In a series of blog posts, I’m going to look at Transgender Rights over the last fifty years and the influence of Marxism, Identity Politics and Queer Theory. The cast list will include Karl Marx, Friedrich Engels, Judith Butler, Leslie Feinberg and many others. In this first post, I’ll examine today’s rising violence against trans people and whether in ancient history, trans people enjoyed more liberation than today.
Fifty years ago, the idea of women’s and LGBT struggles for liberation being part of a wider movement for societal change led by the working class was already being undermined as organised labour came under sustained attack and the Marxist-influenced Left saw its influence diminish.
Unity is strength was replaced by identity politics. Oppressed groups could fight their own battles and win reforms from within the system. The ‘meta-narratives’ of Marxism about the social and economic causes of exploitation were junked along with the assumption that capitalism needed to be overthrown. The proletariat was no longer seen as being at the forefront of human liberation.
As the trade union movement retreated, so did the idea that change was best achieved through or in alliance with the organisations of the working class. Separatism came into vogue. Women would fight for their rights on their own terms. Ditto the LGBT ‘community’. Though the “L” and the “G” often regarded the “T” as an afterthought – pushing trans people to the back of the liberation queue.
That was despite trans activists playing a key role in every landmark event in the post-war history of LGBT politics from the 1969 Stonewall Riots to the formation of the New York based Street Transvestite Action Revolutionaries by Marsha Johnson and Sylvia Rivera in 1970 – and beyond. Yet in 1993, a high-profile Pride March on Washington DC was titled for “Lesbian, Gay and Bi Equal Rights and Liberation”. Trans people asked – did you forget us? (Reference: Santa Cruz Sentinel, 24 April 1993).
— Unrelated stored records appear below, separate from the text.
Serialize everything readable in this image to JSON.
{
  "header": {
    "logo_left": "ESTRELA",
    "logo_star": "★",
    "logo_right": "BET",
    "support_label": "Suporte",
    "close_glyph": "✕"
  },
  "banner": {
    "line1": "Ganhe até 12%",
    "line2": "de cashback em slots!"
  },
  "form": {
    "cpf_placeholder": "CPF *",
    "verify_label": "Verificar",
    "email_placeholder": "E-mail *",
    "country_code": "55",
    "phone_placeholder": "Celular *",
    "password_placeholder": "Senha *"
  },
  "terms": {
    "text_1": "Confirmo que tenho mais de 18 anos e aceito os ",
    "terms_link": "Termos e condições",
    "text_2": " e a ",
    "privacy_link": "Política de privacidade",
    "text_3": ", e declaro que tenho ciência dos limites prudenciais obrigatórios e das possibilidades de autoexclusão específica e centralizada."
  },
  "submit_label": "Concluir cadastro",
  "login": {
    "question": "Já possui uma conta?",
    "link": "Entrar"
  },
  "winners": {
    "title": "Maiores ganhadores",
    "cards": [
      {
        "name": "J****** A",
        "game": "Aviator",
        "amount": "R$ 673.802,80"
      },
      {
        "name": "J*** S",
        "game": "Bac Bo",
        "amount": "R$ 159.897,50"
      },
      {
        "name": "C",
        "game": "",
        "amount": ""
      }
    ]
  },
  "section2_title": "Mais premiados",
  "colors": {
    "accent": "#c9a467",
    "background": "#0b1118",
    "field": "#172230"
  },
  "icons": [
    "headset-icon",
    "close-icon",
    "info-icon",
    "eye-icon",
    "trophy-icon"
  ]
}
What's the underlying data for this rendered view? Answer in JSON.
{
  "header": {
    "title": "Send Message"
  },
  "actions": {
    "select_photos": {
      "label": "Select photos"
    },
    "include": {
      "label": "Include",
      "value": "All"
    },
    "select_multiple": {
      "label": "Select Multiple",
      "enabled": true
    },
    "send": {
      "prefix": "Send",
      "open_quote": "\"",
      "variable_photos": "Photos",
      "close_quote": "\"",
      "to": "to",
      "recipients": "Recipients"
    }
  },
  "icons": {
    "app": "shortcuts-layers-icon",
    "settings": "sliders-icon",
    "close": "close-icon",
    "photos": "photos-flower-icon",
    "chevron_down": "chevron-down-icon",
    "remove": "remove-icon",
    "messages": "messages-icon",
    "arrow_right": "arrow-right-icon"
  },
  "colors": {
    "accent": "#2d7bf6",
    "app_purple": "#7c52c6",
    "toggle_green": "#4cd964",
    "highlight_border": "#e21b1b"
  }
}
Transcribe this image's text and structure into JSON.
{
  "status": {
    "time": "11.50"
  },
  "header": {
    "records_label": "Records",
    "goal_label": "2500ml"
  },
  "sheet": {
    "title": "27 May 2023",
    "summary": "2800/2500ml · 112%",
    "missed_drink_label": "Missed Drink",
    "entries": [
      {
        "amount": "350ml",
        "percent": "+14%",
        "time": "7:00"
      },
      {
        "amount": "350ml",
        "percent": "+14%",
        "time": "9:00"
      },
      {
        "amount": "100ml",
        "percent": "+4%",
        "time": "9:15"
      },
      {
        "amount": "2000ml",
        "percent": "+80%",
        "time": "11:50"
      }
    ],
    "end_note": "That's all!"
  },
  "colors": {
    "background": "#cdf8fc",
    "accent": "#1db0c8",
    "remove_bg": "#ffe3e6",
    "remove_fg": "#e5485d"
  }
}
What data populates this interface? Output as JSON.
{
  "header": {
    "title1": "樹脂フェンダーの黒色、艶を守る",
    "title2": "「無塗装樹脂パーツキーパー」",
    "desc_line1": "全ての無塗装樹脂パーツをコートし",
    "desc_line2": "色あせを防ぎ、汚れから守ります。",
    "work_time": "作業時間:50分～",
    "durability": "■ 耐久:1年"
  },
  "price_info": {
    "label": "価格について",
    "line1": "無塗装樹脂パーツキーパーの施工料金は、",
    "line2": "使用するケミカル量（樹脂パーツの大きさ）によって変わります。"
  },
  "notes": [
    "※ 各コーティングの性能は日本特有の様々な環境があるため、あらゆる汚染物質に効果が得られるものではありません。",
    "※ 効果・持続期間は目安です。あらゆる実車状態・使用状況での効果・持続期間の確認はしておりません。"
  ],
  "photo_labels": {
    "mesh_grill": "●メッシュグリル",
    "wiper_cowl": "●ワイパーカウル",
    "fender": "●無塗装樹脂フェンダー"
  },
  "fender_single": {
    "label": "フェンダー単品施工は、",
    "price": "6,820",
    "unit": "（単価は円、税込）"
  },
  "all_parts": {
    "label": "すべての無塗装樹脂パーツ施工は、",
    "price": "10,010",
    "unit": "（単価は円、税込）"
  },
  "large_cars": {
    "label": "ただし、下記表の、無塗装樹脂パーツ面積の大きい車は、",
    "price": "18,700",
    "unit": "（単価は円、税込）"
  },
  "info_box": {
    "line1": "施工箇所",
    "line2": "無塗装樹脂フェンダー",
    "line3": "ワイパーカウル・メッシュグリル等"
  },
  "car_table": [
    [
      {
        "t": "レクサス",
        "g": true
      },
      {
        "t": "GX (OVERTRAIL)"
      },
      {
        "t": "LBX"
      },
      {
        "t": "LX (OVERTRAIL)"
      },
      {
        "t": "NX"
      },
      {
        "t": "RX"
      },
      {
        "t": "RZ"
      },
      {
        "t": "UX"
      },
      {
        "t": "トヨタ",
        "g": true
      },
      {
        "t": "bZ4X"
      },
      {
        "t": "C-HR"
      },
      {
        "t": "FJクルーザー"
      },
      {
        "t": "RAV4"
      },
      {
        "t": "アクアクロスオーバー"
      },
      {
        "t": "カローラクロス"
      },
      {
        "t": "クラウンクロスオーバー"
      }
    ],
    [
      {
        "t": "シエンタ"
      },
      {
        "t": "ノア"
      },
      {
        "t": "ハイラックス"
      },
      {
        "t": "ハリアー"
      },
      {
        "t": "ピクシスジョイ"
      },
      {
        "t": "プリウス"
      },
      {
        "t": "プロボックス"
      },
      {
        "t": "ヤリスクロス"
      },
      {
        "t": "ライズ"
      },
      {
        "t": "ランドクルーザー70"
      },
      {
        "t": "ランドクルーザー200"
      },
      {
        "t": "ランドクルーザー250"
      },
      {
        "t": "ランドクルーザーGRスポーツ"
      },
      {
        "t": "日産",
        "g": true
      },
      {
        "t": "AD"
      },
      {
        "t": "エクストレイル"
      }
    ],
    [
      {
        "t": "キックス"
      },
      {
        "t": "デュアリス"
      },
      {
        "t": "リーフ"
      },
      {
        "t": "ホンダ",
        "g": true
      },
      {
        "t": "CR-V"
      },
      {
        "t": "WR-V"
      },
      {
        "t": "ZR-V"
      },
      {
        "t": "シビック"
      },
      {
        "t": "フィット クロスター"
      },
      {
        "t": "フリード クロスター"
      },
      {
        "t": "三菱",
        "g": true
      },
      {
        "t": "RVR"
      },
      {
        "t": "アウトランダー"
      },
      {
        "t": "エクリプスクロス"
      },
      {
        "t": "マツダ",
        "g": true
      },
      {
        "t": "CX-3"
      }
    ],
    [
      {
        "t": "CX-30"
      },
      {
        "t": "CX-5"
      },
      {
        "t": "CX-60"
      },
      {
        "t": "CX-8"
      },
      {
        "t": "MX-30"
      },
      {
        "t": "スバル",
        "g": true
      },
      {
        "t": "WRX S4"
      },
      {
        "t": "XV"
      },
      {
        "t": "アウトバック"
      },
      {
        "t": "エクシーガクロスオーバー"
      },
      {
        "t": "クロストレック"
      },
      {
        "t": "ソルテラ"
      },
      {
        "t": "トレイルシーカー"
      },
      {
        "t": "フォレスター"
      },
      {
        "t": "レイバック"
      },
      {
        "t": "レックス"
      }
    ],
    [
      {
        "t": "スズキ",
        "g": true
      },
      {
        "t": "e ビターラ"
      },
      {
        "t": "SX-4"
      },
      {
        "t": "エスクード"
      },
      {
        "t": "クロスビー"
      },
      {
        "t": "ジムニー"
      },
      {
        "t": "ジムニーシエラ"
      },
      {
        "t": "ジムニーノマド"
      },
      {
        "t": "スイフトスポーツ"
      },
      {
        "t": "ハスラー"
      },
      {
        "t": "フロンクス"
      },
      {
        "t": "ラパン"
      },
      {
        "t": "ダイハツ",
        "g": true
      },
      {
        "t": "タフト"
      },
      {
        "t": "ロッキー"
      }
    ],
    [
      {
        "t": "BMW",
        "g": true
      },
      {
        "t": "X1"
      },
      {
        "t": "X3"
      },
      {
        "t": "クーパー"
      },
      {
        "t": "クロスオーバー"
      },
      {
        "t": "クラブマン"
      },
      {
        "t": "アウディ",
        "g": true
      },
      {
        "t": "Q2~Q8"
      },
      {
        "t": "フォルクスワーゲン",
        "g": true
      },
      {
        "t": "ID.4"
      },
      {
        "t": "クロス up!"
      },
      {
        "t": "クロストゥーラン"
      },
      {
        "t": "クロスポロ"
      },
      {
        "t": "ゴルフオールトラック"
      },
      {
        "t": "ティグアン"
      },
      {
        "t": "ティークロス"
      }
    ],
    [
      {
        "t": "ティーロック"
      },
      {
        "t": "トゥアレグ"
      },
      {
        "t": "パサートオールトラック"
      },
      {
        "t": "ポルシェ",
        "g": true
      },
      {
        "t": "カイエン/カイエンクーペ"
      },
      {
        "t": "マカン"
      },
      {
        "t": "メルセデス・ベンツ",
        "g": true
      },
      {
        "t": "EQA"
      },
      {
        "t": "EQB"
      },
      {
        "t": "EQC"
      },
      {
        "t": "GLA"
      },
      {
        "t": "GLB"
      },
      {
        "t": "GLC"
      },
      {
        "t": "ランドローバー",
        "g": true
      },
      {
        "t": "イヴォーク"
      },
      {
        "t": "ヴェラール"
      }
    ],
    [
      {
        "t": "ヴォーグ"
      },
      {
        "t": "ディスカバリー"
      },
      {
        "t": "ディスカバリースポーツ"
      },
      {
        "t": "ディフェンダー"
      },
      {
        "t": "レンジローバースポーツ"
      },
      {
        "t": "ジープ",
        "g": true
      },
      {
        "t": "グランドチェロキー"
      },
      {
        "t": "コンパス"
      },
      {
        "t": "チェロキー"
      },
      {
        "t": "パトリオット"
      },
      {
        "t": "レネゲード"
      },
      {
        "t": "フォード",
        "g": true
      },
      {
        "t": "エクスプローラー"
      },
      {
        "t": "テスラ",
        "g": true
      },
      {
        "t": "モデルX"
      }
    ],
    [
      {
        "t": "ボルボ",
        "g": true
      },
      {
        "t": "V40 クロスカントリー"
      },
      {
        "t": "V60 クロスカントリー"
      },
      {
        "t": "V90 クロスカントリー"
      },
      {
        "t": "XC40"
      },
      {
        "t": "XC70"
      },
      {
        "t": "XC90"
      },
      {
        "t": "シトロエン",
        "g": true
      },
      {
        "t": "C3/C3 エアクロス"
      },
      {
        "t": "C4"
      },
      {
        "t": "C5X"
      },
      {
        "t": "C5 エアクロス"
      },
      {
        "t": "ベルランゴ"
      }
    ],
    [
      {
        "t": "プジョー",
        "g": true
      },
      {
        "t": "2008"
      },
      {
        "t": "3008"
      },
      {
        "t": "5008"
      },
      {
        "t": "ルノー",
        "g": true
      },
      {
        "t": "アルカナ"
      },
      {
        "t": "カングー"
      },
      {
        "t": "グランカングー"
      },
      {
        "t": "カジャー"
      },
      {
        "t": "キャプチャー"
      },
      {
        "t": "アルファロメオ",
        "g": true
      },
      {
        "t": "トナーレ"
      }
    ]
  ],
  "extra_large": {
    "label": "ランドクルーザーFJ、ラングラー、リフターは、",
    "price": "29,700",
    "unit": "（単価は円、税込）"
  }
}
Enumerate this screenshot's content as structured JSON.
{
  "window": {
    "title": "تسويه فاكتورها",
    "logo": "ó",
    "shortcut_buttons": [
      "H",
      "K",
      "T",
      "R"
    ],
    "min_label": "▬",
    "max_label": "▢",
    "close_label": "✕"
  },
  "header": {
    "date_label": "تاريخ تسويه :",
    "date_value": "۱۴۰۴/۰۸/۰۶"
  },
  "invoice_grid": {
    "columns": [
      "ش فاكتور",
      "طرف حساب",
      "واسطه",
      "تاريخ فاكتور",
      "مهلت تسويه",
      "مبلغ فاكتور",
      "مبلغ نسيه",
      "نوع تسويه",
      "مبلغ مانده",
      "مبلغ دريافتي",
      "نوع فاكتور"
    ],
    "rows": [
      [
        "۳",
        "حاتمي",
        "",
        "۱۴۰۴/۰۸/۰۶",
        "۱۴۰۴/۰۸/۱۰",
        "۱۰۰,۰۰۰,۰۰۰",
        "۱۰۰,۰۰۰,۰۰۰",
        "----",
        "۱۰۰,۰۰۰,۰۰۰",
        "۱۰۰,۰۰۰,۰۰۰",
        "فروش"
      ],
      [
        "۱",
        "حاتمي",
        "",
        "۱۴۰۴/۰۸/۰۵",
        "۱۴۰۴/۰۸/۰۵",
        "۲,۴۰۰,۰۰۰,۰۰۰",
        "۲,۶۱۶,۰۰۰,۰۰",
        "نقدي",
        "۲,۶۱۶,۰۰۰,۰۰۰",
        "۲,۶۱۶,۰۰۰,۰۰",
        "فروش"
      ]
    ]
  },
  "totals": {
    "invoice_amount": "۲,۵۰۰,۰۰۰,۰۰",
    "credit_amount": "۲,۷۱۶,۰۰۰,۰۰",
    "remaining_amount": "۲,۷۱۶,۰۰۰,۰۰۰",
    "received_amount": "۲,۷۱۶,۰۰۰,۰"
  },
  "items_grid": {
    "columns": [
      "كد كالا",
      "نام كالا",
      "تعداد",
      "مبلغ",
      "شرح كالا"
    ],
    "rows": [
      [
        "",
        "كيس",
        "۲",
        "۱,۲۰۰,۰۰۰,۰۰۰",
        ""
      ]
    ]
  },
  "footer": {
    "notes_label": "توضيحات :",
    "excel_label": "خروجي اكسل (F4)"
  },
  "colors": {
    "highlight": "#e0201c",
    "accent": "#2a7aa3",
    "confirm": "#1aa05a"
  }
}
Today, trans people have more visibility than ever. But the acrimonious debates about trans rights display the shortcomings of identity politics and the limitations of Queer Theory. The two political movements that claimed they could supplant Marxism. It’s hardly an exaggeration to say that feminist and LGBT politics today are in crisis. Great advances have been made but there is a growing awareness that our rights are under concerted attack and our movements are bitterly divided.
Liberation is still a long way off. More worrying still is clear evidence that as society moves into a time of uncertainty and upheaval globally, violence against certain groups is on the rise. Transgender people find themselves confronting danger on the streets and their very existence under attack through discriminatory and humiliating legislation.
DISCOVER: How does Marxism explain human evolution?
Violence against transgender people on the rise
2021 saw an alarming rise in the number of violent deaths of transgender people in the United States. Black trans women have been disproportionately impacted. In fact, since 2013, this section of society has accounted for 66% of recorded murders. A toxic mix of transphobia, racism and poverty combined with a demonisation of trans people in the media and by politicians has undoubtedly helped to fuel this dire situation.
As one expert put it: “The culture war has landed on trans communities, and that violence is specifically brutal and very corporal.”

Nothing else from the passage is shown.